The function summary() gives the summary of the model (F statistics, residual SD etc). The model summary output can be stored into a text file using the function sink() or copy and paste in the windows version. Graphs associated with a model can be obtained using the command

plot(mymodel)

In the above context, we may also use the specific test command which will give the same result but this test can also be performed without assuming equal variances.

Code
oneway.test(TELETIME ~ SCHOOL, 
            var.equal = TRUE, 
            data = mydata) 

For the lm command, note the following:

+ indicates inclusion (not addition) of an explanatory variable in the model

- indicates deletion (not subtraction) of an explanatory variable from the model

* indicates the inclusion of the explanatory variables and their interaction (not multiplication) between explanatory variables

: (colon) means only interaction between explanatory variables

/ indicates the nesting (not division) of explanatory variables

| indicates the conditioning (for example y ~ x|z means that y is a function of x for given z).

For our course, you will not use the last two types. Some model examples are given below:

lm(y ~ x + z) #regression of y on x and z (flat surface fit)

lm(y ~ x*z) #includes the interaction term ie lm(y ~ x + z + x:z)

lm(y ~ x + I(x^2) # fits a quadratic model or use poly(x,2)

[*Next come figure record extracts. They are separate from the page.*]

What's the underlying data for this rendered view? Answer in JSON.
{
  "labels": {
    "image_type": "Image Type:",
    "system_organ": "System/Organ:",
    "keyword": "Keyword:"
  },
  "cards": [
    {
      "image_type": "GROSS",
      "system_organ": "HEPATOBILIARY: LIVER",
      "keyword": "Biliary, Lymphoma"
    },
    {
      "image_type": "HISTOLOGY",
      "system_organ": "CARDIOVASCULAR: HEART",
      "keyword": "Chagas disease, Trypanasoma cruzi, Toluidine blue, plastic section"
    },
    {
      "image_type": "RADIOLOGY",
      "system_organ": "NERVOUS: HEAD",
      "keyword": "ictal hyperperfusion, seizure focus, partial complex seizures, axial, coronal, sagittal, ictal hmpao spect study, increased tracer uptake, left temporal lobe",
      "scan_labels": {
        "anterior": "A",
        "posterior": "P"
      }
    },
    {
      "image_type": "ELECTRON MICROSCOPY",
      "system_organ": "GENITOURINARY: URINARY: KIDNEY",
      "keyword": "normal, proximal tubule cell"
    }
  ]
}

lm(log(y) ~ sqrt(x) + log(z)) #all variables are transformed

As a further example, consider a study guide dataset. The following commands fit a simple regression model and then plot the fitted line on a scatter plot. Note that commands can be shortened but deliberately shown this way.

Code
mydata <- read.csv(
  "https://www.massey.ac.nz/~anhsmith/data/horsehearts.csv", 
  header=TRUE
  )

x <- mydata$EXTDIA
y <- mydata$WEIGHT

simplereg <- lm(y ~ x)

Note that our model object simplereg can be queried in many ways. The command summary() gives the following output.

Code
summary(simplereg)
# or
# library(broom)
# tidy(simplereg)
# glance(simplereg)

The command names(simplereg) will gives the names of many individual components of the object simplereg we created. For example, a plot of the residuals against the fitted values can be obtained as

Code
plot(residuals(simplereg) ~ fitted.values(simplereg))